For the collusion one what what the outcomes be if the two firms have different cost functions?
That depends on the cost functions. You would need to aggregate them into a cartel cost function, and then do MR=MC to maximize profit.
An example of aggregating cost functions: If neither firm has a fixed cost, firm 1 produces 60% of cartel output, and MC1=20 and MC2=30, then the cartel MC would effectively be 0.6*20+0.4*30=24.
@@MattBirch Thank you!!!
Heck yes. Good luck!
Hi Matt. Thanks for that. In cournot why are you ignoring TC1 = 20Q. Because it is a fixed cost (assuming that TC is your fixed cost - however, usually a fixed cost is not in terms of how many q you produce)? When doing the more calculus way with differentiation, I would include that TC and it would then be q1=115 - 0.5q1. What are your thoughts behind ignoring this? Thanks
Hi Oskar, you are correct that fixed costs are not linked to quantity. TC here stands for total cost. To simplify this already long video, I set fixed cost equal to 0. There is no fixed cost here. TC=20Q. I am not sure where you got your cost function, but you have definitely over-complicated it.
Hope that helps!
Dont think that I'll get an answere today, but why is p = 500-2Q(1)-2Q(2) and then MR(1) = 500 - 4Q(1) - 2Q(2) ?
Where is the 4 coming from in the MR(1) function?
It comes out of the calculus of profit maximization. If your inverse demand curve is linear, then the MR from the optimal q will always be the inverse demand curve, but with double the slope on the q you are choosing.
In Europe we call It derivation. We multiply P.Q (which equals revenue, yes?). Then we derivate to convert revenue into marginal revenue.
Amazing, thanks !
Glad it was useful!
I am wondering please I need series (exercises) with correction I have an exam!:)
@@elyesgabsi1998 I don't understand what you mean.
I cant believe you replied so fast !
I need exercises for practice with correction :) I need to practice more
Another thing : i study in french a chapter after oligopoly called « la différenciation des produits « ( product diffirenciation) if you have any idea about it
@@elyesgabsi1998 some of these may be helpful: th-cam.com/play/PLWd1brOYtkZWHvPN624Tx4kA8oxhcrrvy.html
you're a legend
Haha! #econswag
Thank you sooooo much!!!
Heck yes. Good luck.
Amazing
Haha! Glad you like it. Spread the word :)
Very good video
Well thank you much! And good luck.
Thanks for this been struggling just to differentiate the four...
for collusion: why price = 500 - 2Q not 500-4Q ?
ignore please
No worries. Glad you got it.
I didn't get it???
@@farkhundasaidmansoor4761 The inverse demand curve was represented by p=500-2q. When you choose q to maximize profit with a linear demand curve, the MR curve will be the same as the inverse demand curve but with double the slope: 500-(2)2q=500-4q.

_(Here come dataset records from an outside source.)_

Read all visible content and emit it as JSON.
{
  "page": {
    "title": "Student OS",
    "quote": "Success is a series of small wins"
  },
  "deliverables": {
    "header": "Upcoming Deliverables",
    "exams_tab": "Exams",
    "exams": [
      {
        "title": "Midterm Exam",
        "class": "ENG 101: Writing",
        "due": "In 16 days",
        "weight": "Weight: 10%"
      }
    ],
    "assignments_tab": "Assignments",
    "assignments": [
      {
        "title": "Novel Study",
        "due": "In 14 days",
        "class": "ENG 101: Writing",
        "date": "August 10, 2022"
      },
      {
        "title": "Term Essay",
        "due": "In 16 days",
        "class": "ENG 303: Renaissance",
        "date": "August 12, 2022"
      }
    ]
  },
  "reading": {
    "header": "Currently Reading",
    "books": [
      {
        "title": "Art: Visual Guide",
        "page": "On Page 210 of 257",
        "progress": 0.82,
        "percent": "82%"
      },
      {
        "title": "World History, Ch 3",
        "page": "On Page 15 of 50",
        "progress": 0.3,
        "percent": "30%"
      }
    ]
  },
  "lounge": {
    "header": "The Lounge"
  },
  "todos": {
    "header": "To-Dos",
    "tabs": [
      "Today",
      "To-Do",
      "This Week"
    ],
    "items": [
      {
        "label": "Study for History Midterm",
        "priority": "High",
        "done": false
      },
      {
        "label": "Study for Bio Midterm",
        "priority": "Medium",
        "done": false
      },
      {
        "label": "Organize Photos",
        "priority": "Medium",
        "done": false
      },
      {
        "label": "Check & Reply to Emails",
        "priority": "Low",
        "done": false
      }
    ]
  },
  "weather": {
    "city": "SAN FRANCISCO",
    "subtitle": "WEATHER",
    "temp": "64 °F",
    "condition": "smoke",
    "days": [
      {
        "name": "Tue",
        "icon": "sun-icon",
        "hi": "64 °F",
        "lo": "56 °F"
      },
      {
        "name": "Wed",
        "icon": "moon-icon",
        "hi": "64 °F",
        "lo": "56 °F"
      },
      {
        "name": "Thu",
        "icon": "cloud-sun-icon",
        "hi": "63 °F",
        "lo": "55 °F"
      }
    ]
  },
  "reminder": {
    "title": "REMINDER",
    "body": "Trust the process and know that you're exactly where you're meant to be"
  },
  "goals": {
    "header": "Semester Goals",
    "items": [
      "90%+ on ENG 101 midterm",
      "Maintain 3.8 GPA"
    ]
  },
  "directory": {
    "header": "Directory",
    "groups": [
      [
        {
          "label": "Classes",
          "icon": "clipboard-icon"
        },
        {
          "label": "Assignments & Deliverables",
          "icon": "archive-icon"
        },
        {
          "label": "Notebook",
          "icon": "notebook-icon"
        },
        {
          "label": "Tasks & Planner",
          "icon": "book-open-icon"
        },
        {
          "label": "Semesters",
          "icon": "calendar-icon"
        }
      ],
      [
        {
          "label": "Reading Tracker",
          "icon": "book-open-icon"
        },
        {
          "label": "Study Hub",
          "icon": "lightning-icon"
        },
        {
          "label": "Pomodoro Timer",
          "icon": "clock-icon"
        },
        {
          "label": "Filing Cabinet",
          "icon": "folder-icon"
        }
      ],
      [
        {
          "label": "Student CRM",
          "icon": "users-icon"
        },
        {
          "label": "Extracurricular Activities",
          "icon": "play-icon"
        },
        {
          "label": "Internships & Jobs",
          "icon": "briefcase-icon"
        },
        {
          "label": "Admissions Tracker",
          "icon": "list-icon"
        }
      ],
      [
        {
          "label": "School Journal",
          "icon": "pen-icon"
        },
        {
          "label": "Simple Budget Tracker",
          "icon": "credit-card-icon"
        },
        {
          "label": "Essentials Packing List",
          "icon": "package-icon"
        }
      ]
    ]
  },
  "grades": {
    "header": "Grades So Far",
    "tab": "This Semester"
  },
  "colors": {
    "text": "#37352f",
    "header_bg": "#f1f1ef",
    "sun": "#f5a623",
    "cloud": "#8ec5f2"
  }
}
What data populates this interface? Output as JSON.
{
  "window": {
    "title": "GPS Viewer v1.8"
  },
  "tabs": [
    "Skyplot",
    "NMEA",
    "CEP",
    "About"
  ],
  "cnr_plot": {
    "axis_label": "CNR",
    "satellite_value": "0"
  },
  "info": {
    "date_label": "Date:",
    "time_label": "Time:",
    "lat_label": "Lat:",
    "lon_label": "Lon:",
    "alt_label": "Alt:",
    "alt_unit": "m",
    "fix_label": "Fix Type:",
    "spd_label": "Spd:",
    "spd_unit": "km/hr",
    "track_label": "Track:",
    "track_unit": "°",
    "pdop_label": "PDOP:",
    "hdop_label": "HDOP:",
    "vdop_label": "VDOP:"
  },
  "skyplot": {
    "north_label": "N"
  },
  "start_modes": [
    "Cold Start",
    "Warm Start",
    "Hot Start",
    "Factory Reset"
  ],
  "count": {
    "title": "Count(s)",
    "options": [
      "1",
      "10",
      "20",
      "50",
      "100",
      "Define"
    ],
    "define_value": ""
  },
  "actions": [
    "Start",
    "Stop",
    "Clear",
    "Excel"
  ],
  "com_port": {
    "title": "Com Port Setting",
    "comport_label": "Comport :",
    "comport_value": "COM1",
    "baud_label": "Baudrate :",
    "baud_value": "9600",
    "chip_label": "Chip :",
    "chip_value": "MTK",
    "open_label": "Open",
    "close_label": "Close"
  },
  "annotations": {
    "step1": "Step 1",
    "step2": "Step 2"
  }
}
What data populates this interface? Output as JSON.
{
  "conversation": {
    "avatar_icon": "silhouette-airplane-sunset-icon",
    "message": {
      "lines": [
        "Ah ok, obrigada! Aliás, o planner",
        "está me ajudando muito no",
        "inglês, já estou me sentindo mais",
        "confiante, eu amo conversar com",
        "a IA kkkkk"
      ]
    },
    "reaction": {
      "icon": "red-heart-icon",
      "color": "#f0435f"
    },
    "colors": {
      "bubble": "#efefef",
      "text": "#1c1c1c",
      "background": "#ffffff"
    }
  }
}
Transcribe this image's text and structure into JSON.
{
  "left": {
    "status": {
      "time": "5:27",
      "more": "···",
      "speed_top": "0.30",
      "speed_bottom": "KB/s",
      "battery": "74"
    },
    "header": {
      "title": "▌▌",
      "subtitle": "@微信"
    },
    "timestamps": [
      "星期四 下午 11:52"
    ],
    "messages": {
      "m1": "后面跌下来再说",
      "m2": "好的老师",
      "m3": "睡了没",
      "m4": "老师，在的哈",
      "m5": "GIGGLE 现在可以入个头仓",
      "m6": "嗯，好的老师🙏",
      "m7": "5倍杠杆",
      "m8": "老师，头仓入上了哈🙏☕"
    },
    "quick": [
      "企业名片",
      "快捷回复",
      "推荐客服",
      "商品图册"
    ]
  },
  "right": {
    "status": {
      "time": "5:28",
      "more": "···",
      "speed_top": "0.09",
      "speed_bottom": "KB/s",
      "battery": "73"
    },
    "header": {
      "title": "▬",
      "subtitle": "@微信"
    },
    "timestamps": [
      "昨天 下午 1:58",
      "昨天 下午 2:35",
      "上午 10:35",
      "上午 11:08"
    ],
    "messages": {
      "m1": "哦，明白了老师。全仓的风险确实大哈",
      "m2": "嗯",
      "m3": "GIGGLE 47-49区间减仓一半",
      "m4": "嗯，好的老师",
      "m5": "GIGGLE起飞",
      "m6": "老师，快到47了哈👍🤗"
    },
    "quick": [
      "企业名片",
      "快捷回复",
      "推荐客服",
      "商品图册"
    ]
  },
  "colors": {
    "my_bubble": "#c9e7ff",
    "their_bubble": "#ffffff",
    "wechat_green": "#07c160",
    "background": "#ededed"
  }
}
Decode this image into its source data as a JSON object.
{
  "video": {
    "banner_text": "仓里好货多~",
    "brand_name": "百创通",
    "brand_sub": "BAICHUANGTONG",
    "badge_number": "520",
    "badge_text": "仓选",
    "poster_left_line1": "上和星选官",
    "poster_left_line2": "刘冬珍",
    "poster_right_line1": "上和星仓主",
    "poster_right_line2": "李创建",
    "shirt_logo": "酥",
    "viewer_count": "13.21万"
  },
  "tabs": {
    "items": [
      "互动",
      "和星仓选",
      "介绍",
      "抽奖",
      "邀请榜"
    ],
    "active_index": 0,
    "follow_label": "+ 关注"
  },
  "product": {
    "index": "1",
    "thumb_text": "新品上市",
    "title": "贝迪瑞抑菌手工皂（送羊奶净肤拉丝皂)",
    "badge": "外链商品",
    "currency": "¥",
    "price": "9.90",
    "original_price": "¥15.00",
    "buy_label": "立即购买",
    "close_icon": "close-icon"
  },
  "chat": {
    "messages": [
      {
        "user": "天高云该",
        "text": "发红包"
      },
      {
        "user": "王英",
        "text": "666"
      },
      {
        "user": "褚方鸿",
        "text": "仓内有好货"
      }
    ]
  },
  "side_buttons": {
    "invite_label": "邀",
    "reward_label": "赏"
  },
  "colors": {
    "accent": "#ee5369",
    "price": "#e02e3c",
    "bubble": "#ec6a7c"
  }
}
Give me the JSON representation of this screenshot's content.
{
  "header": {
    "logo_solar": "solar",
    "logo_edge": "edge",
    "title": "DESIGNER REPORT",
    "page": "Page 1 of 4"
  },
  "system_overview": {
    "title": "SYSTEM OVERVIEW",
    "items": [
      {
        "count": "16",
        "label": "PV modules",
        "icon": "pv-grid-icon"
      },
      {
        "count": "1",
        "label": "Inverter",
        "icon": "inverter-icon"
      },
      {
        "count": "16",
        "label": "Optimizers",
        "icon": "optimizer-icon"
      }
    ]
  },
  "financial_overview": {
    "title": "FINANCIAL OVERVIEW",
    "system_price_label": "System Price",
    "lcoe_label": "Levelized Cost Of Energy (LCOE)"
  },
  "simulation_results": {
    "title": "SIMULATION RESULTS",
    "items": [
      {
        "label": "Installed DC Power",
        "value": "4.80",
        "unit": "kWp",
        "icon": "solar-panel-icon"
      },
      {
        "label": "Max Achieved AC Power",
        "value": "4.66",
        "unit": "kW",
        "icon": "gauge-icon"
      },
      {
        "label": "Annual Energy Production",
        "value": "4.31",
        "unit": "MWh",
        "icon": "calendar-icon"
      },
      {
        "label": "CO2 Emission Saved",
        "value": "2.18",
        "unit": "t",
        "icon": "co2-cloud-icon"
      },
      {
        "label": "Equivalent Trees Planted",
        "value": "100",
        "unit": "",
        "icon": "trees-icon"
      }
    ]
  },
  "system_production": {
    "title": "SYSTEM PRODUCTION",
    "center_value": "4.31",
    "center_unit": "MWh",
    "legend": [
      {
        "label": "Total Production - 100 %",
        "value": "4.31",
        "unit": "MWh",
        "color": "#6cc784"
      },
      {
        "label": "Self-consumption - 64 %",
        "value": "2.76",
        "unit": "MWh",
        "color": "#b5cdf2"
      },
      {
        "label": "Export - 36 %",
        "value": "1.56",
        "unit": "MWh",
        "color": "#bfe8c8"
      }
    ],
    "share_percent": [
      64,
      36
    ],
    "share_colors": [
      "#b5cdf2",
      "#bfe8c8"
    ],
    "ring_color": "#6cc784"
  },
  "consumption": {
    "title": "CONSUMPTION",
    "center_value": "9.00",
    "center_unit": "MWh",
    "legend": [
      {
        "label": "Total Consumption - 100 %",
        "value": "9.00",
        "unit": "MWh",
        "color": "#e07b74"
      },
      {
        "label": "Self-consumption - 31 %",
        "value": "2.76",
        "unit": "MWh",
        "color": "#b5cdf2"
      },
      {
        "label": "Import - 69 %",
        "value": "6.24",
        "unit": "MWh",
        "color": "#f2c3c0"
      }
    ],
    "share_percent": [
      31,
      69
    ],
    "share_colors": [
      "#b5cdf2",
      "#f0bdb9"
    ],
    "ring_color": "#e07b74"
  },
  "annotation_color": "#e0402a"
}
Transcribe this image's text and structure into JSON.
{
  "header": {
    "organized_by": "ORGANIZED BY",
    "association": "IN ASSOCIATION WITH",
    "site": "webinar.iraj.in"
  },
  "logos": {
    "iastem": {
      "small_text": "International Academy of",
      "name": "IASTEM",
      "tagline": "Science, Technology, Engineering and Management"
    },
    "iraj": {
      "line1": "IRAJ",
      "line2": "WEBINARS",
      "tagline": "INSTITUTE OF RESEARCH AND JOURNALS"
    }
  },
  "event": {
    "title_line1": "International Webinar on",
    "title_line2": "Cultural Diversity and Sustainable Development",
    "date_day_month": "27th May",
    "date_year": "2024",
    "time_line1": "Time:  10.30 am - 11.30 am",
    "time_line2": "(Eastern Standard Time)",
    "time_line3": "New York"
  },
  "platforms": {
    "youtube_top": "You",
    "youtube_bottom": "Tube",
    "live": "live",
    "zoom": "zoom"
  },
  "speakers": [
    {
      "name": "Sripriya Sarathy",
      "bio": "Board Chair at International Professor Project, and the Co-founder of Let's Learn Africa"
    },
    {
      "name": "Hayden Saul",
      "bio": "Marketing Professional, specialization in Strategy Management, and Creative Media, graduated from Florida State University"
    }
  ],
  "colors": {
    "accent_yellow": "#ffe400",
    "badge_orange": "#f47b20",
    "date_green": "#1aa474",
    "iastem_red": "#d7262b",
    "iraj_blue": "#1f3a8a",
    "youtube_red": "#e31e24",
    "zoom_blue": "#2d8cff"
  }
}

Excuse me how you find Q1=72 and Q2=48 for Collusion ?
0.6Q=72, 0.4Q=48
M's math is right. Often in collusion examples we just assume a 50-50 split between two firms, in which case both firms would have produced 60. In this case, I assumed that one firm produced 60 percent and the other firm produced 40 percent.
Thanks for the vid
Heck yes. Hope it was helpful.
Explained in a great way, approachable to the student. Like & Subscribe from me.
I am glad it helped. Thank you much and good luck!